Palazzo Pitti, Treasury of the Grand Dukes
Inv. 1914 no. 1059
The small statue depicts a crying boy, chained at the waist and by one foot. The work, already listed in the 1588 inventory of Villa Medici in Rome where it is remembered as a “weeping slave”, had been transferred by 1625 into the hall on the ground floor of Villa del Poggio Imperiale in Florence, where it remained until the middle of the 19th century, when it entered Palazzo Pitti.
The boy is completely nude; only his left arm is wrapped in a cloak, the hems of which are draping onto a small pillar, decorated by a garland, a pair of ears and a bucranium.

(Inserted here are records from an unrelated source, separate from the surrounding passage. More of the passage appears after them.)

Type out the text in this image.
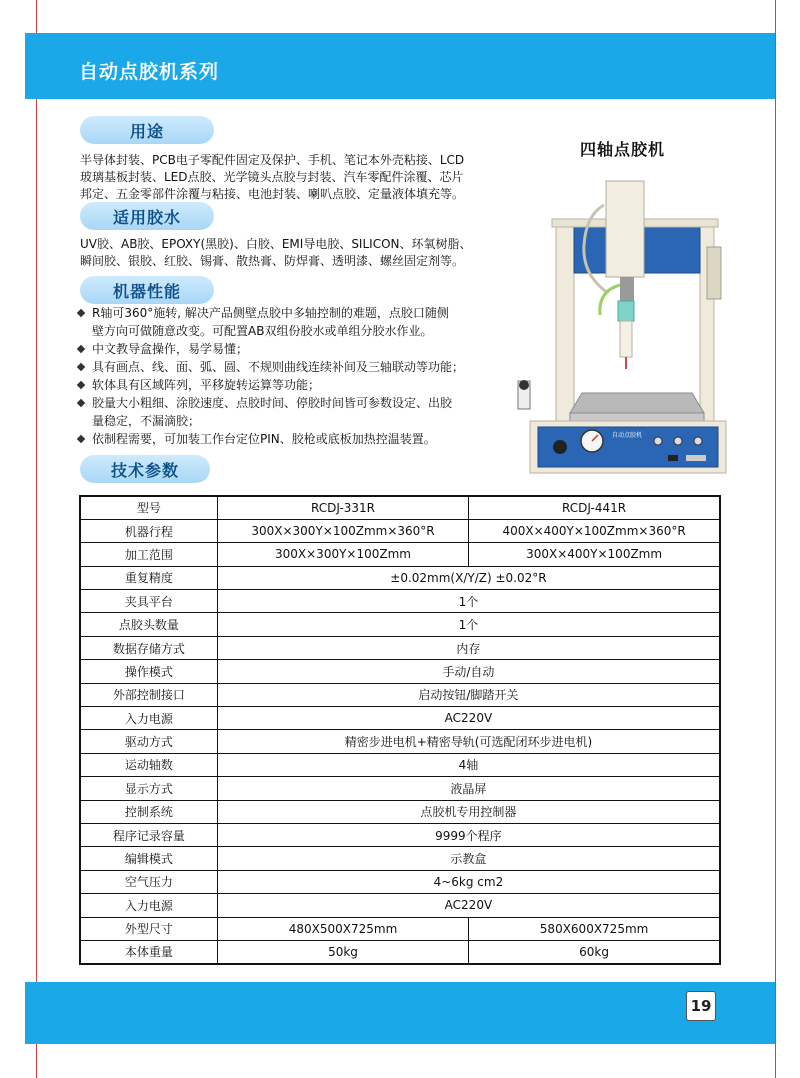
自动点胶机系列
用途
半导体封装、PCB电子零配件固定及保护、手机、笔记本外壳粘接、LCD
玻璃基板封装、LED点胶、光学镜头点胶与封装、汽车零配件涂覆、芯片
邦定、五金零部件涂覆与粘接、电池封装、喇叭点胶、定量液体填充等。
适用胶水
UV胶、AB胶、EPOXY(黑胶)、白胶、EMI导电胶、SILICON、环氧树脂、
瞬间胶、银胶、红胶、锡膏、散热膏、防焊膏、透明漆、螺丝固定剂等。
机器性能
R轴可360°施转, 解决产品侧壁点胶中多轴控制的难题，点胶口随侧
壁方向可做随意改变。可配置AB双组份胶水或单组分胶水作业。
中文教导盒操作，易学易懂；
具有画点、线、面、弧、圆、不规则曲线连续补间及三轴联动等功能；
软体具有区域阵列，平移旋转运算等功能；
胶量大小粗细、涂胶速度、点胶时间、停胶时间皆可参数设定、出胶
量稳定，不漏滴胶；
依制程需要，可加装工作台定位PIN、胶枪或底板加热控温装置。
四轴点胶机
自动点胶机
技术参数
型号	RCDJ-331R	RCDJ-441R
机器行程	300X×300Y×100Zmm×360°R	400X×400Y×100Zmm×360°R
加工范围	300X×300Y×100Zmm	300X×400Y×100Zmm
重复精度	±0.02mm(X/Y/Z) ±0.02°R	
夹具平台	1个	
点胶头数量	1个	
数据存储方式	内存	
操作模式	手动/自动	
外部控制接口	启动按钮/脚踏开关	
入力电源	AC220V	
驱动方式	精密步进电机+精密导轨(可选配闭环步进电机)	
运动轴数	4轴	
显示方式	液晶屏	
控制系统	点胶机专用控制器	
程序记录容量	9999个程序	
编辑模式	示教盒	
空气压力	4~6kg cm2	
入力电源	AC220V	
外型尺寸	480X500X725mm	580X600X725mm
本体重量	50kg	60kg
19
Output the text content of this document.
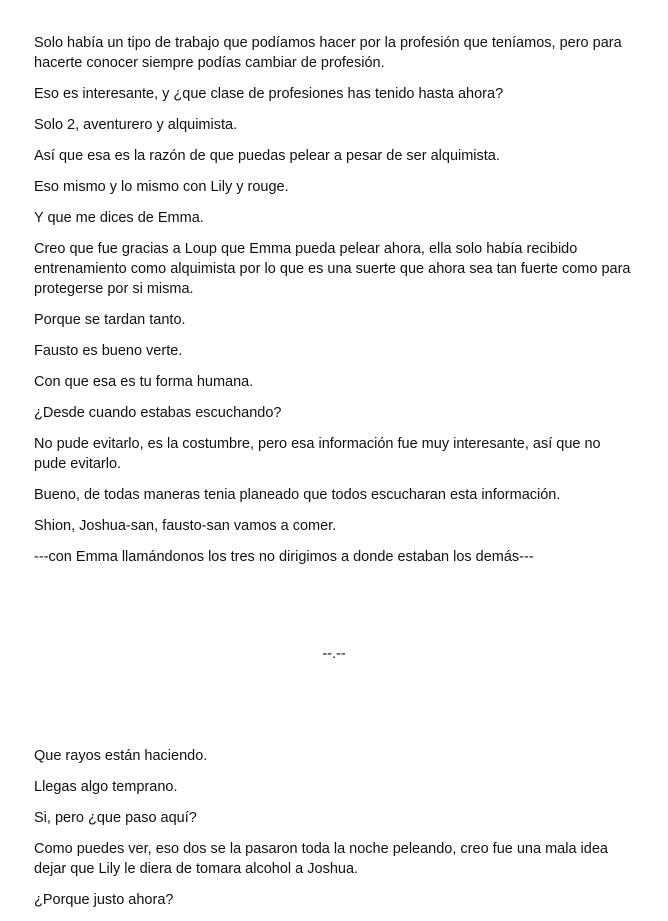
Solo había un tipo de trabajo que podíamos hacer por la profesión que teníamos, pero para hacerte conocer siempre podías cambiar de profesión.

Eso es interesante, y ¿que clase de profesiones has tenido hasta ahora?

Solo 2, aventurero y alquimista.

Así que esa es la razón de que puedas pelear a pesar de ser alquimista.

Eso mismo y lo mismo con Lily y rouge.

Y que me dices de Emma.

Creo que fue gracias a Loup que Emma pueda pelear ahora, ella solo había recibido entrenamiento como alquimista por lo que es una suerte que ahora sea tan fuerte como para protegerse por si misma.

Porque se tardan tanto.

Fausto es bueno verte.

Con que esa es tu forma humana.

¿Desde cuando estabas escuchando?

No pude evitarlo, es la costumbre, pero esa información fue muy interesante, así que no pude evitarlo.

Bueno, de todas maneras tenia planeado que todos escucharan esta información.

Shion, Joshua-san, fausto-san vamos a comer.

---con Emma llamándonos los tres no dirigimos a donde estaban los demás---

--.--

Que rayos están haciendo.

Llegas algo temprano.

Si, pero ¿que paso aquí?

Como puedes ver, eso dos se la pasaron toda la noche peleando, creo fue una mala idea dejar que Lily le diera de tomara alcohol a Joshua.

¿Porque justo ahora?
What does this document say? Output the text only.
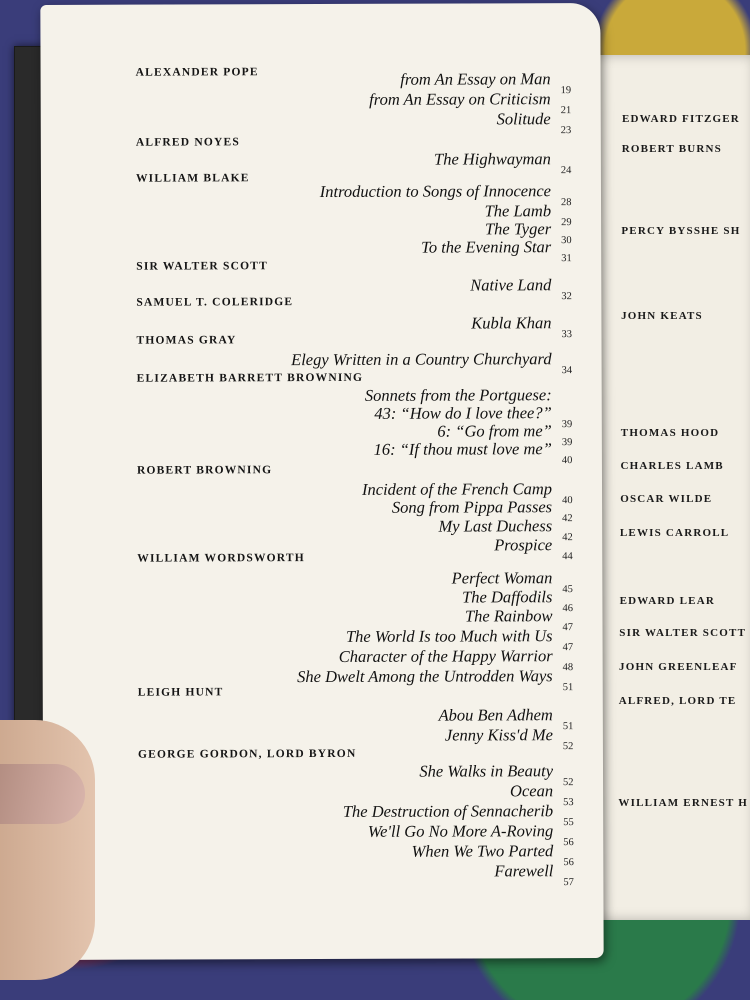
EDWARD FITZGER
ROBERT BURNS
PERCY BYSSHE SH
JOHN KEATS
THOMAS HOOD
CHARLES LAMB
OSCAR WILDE
LEWIS CARROLL
EDWARD LEAR
SIR WALTER SCOTT
JOHN GREENLEAF
ALFRED, LORD TE
WILLIAM ERNEST H
ALEXANDER POPE	from An Essay on Man
19
from An Essay on Criticism
21
Solitude
23
ALFRED NOYES
The Highwayman
24
WILLIAM BLAKE
Introduction to Songs of Innocence
28
The Lamb
29
The Tyger
30
To the Evening Star
31
SIR WALTER SCOTT
Native Land
32
SAMUEL T. COLERIDGE
Kubla Khan
33
THOMAS GRAY
Elegy Written in a Country Churchyard
34
ELIZABETH BARRETT BROWNING
Sonnets from the Portguese:
43: “How do I love thee?”
39
6: “Go from me”
39
16: “If thou must love me”
40
ROBERT BROWNING
Incident of the French Camp
40
Song from Pippa Passes
42
My Last Duchess
42
Prospice
44
WILLIAM WORDSWORTH
Perfect Woman
45
The Daffodils
46
The Rainbow
47
The World Is too Much with Us
47
Character of the Happy Warrior
48
She Dwelt Among the Untrodden Ways
51
LEIGH HUNT
Abou Ben Adhem
51
Jenny Kiss'd Me
52
GEORGE GORDON, LORD BYRON
She Walks in Beauty
52
Ocean
53
The Destruction of Sennacherib
55
We'll Go No More A-Roving
56
When We Two Parted
56
Farewell
57
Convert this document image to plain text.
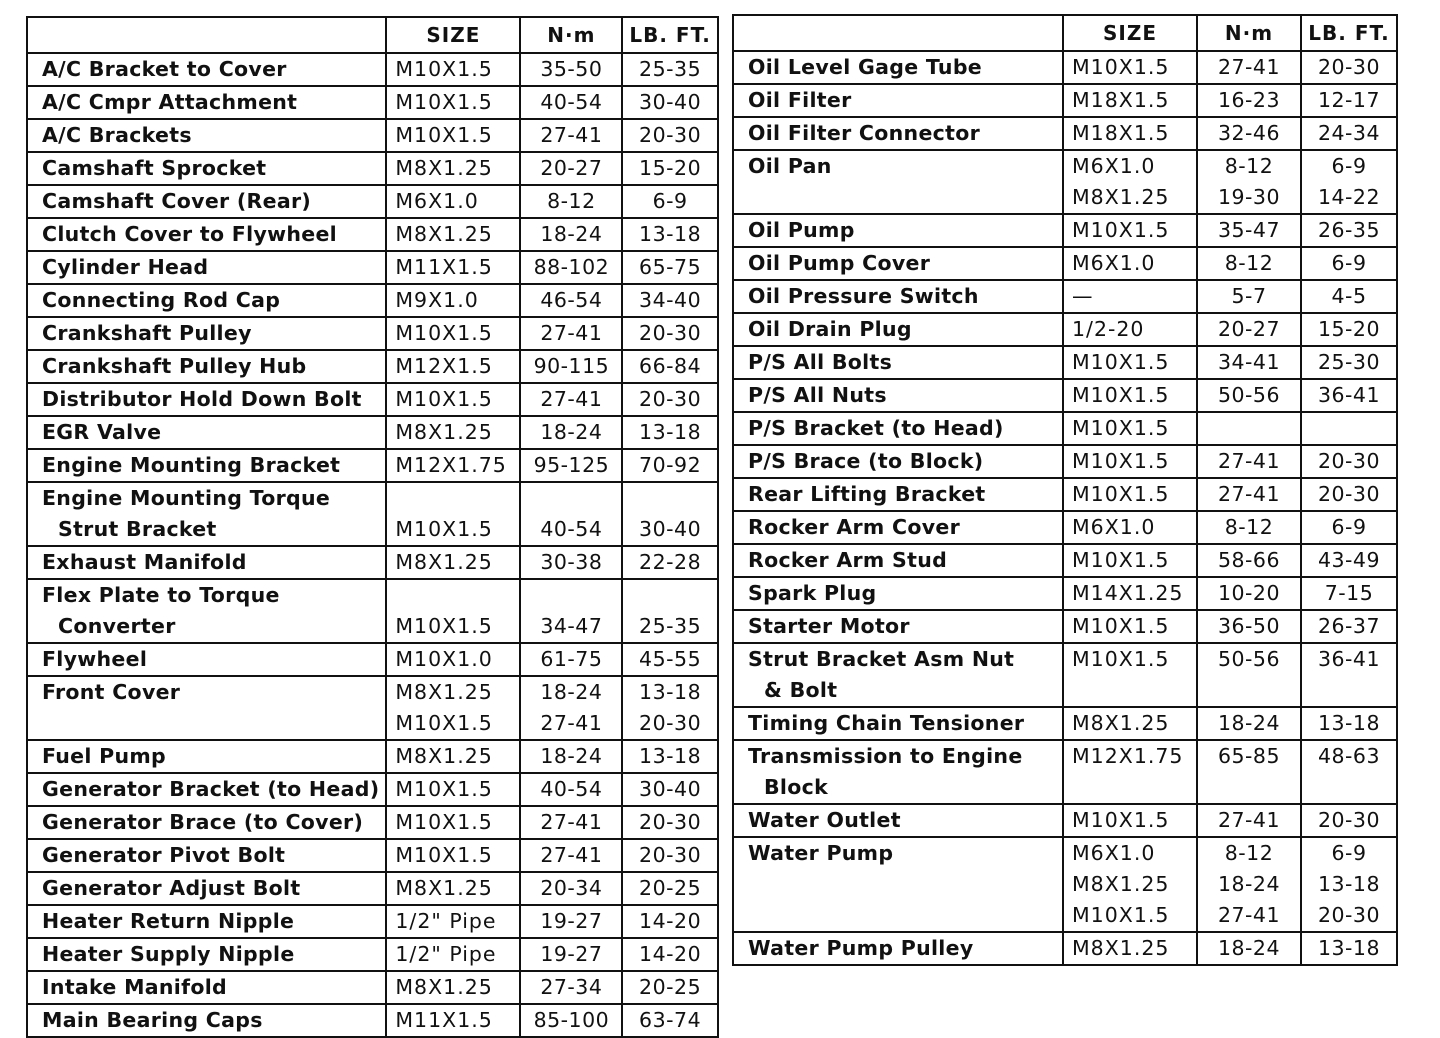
	SIZE	N·m	LB. FT.
A/C Bracket to Cover	M10X1.5	35-50	25-35
A/C Cmpr Attachment	M10X1.5	40-54	30-40
A/C Brackets	M10X1.5	27-41	20-30
Camshaft Sprocket	M8X1.25	20-27	15-20
Camshaft Cover (Rear)	M6X1.0	8-12	6-9
Clutch Cover to Flywheel	M8X1.25	18-24	13-18
Cylinder Head	M11X1.5	88-102	65-75
Connecting Rod Cap	M9X1.0	46-54	34-40
Crankshaft Pulley	M10X1.5	27-41	20-30
Crankshaft Pulley Hub	M12X1.5	90-115	66-84
Distributor Hold Down Bolt	M10X1.5	27-41	20-30
EGR Valve	M8X1.25	18-24	13-18
Engine Mounting Bracket	M12X1.75	95-125	70-92
Engine Mounting Torque			
Strut Bracket	M10X1.5	40-54	30-40
Exhaust Manifold	M8X1.25	30-38	22-28
Flex Plate to Torque			
Converter	M10X1.5	34-47	25-35
Flywheel	M10X1.0	61-75	45-55
Front Cover	M8X1.25	18-24	13-18
	M10X1.5	27-41	20-30
Fuel Pump	M8X1.25	18-24	13-18
Generator Bracket (to Head)	M10X1.5	40-54	30-40
Generator Brace (to Cover)	M10X1.5	27-41	20-30
Generator Pivot Bolt	M10X1.5	27-41	20-30
Generator Adjust Bolt	M8X1.25	20-34	20-25
Heater Return Nipple	1/2" Pipe	19-27	14-20
Heater Supply Nipple	1/2" Pipe	19-27	14-20
Intake Manifold	M8X1.25	27-34	20-25
Main Bearing Caps	M11X1.5	85-100	63-74
	SIZE	N·m	LB. FT.
Oil Level Gage Tube	M10X1.5	27-41	20-30
Oil Filter	M18X1.5	16-23	12-17
Oil Filter Connector	M18X1.5	32-46	24-34
Oil Pan	M6X1.0	8-12	6-9
	M8X1.25	19-30	14-22
Oil Pump	M10X1.5	35-47	26-35
Oil Pump Cover	M6X1.0	8-12	6-9
Oil Pressure Switch	—	5-7	4-5
Oil Drain Plug	1/2-20	20-27	15-20
P/S All Bolts	M10X1.5	34-41	25-30
P/S All Nuts	M10X1.5	50-56	36-41
P/S Bracket (to Head)	M10X1.5		
P/S Brace (to Block)	M10X1.5	27-41	20-30
Rear Lifting Bracket	M10X1.5	27-41	20-30
Rocker Arm Cover	M6X1.0	8-12	6-9
Rocker Arm Stud	M10X1.5	58-66	43-49
Spark Plug	M14X1.25	10-20	7-15
Starter Motor	M10X1.5	36-50	26-37
Strut Bracket Asm Nut	M10X1.5	50-56	36-41
& Bolt			
Timing Chain Tensioner	M8X1.25	18-24	13-18
Transmission to Engine	M12X1.75	65-85	48-63
Block			
Water Outlet	M10X1.5	27-41	20-30
Water Pump	M6X1.0	8-12	6-9
	M8X1.25	18-24	13-18
	M10X1.5	27-41	20-30
Water Pump Pulley	M8X1.25	18-24	13-18
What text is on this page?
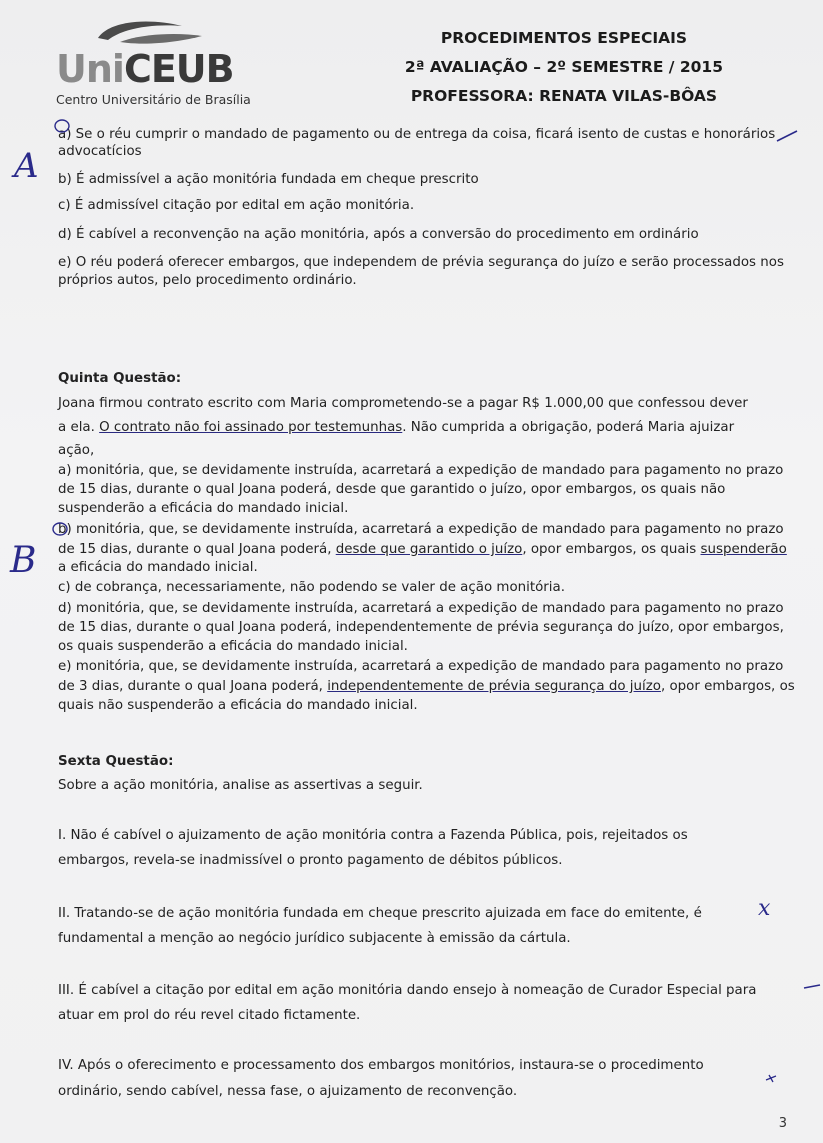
UniCEUB
Centro Universitário de Brasília
PROCEDIMENTOS ESPECIAIS
2ª AVALIAÇÃO – 2º SEMESTRE / 2015
PROFESSORA: RENATA VILAS-BÔAS
a) Se o réu cumprir o mandado de pagamento ou de entrega da coisa, ficará isento de custas e honorários
advocatícios
b) É admissível a ação monitória fundada em cheque prescrito
c) É admissível citação por edital em ação monitória.
d) É cabível a reconvenção na ação monitória, após a conversão do procedimento em ordinário
e) O réu poderá oferecer embargos, que independem de prévia segurança do juízo e serão processados nos
próprios autos, pelo procedimento ordinário.
A
Quinta Questão:
Joana firmou contrato escrito com Maria comprometendo-se a pagar R$ 1.000,00 que confessou dever
a ela. O contrato não foi assinado por testemunhas. Não cumprida a obrigação, poderá Maria ajuizar
ação,
a) monitória, que, se devidamente instruída, acarretará a expedição de mandado para pagamento no prazo
de 15 dias, durante o qual Joana poderá, desde que garantido o juízo, opor embargos, os quais não
suspenderão a eficácia do mandado inicial.
b) monitória, que, se devidamente instruída, acarretará a expedição de mandado para pagamento no prazo
de 15 dias, durante o qual Joana poderá, desde que garantido o juízo, opor embargos, os quais suspenderão
a eficácia do mandado inicial.
c) de cobrança, necessariamente, não podendo se valer de ação monitória.
d) monitória, que, se devidamente instruída, acarretará a expedição de mandado para pagamento no prazo
de 15 dias, durante o qual Joana poderá, independentemente de prévia segurança do juízo, opor embargos,
os quais suspenderão a eficácia do mandado inicial.
e) monitória, que, se devidamente instruída, acarretará a expedição de mandado para pagamento no prazo
de 3 dias, durante o qual Joana poderá, independentemente de prévia segurança do juízo, opor embargos, os
quais não suspenderão a eficácia do mandado inicial.
B
Sexta Questão:
Sobre a ação monitória, analise as assertivas a seguir.
I. Não é cabível o ajuizamento de ação monitória contra a Fazenda Pública, pois, rejeitados os
embargos, revela-se inadmissível o pronto pagamento de débitos públicos.
II. Tratando-se de ação monitória fundada em cheque prescrito ajuizada em face do emitente, é
fundamental a menção ao negócio jurídico subjacente à emissão da cártula.
x
III. É cabível a citação por edital em ação monitória dando ensejo à nomeação de Curador Especial para
atuar em prol do réu revel citado fictamente.
IV. Após o oferecimento e processamento dos embargos monitórios, instaura-se o procedimento
ordinário, sendo cabível, nessa fase, o ajuizamento de reconvenção.
3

This unique image is acknowledged as identifying the complex allegory of Cupid who, chained and without wings, is drying his tears with his right hand. We know of the punishment to which the little god was subjected from some fragments of the Palatine Anthology, a collection of Greek letters from the 10th century A.D., which relate that the goddess of revenge, Nemesis, punished Cupid for tormenting his many lovers. The episode is also known from other ancient works that depict Cupid with his hands tied behind his back or even being flogged, an iconographic theme that subsequently became successful in the Renaissance.
The sculptural work depicts a Roman replica of a Greek original from the Hellenistic age (1st century B.C.) and can be dated to the mid-2nd century A.D. There has been some debate as to where the statue of Cupid had been displayed in ancient times. Although, on one hand, the presence of the garland and the bucranium on the stand would suggest that the work had been placed in a holy location, the leather ties holding the child’s wavy hair in place - in the same way as the caps worn by the Greek athletes - would appear to indicate that at least the original prototype was displayed in a gymnasium.
The figure is wearing a pair of krepides or crepidae, a sandal worn in Greek and Roman times, characterised by a series of leather laces which, interwoven in different ways, held the foot onto the sole.Sometimes, as in the case of the statue in Palazzo Pitti, the krepides featured a tongue of leather that would run along the instep and had the dual function of decorating the footwear and of protecting the laces from rubbing against the foot. In the late Republican age, Cicero bitterly criticised the use of the krepides a fashion that had been introduced to Rome as the imitation of Greek costumes, and had therefore come to symbolise a wanton lifestyle.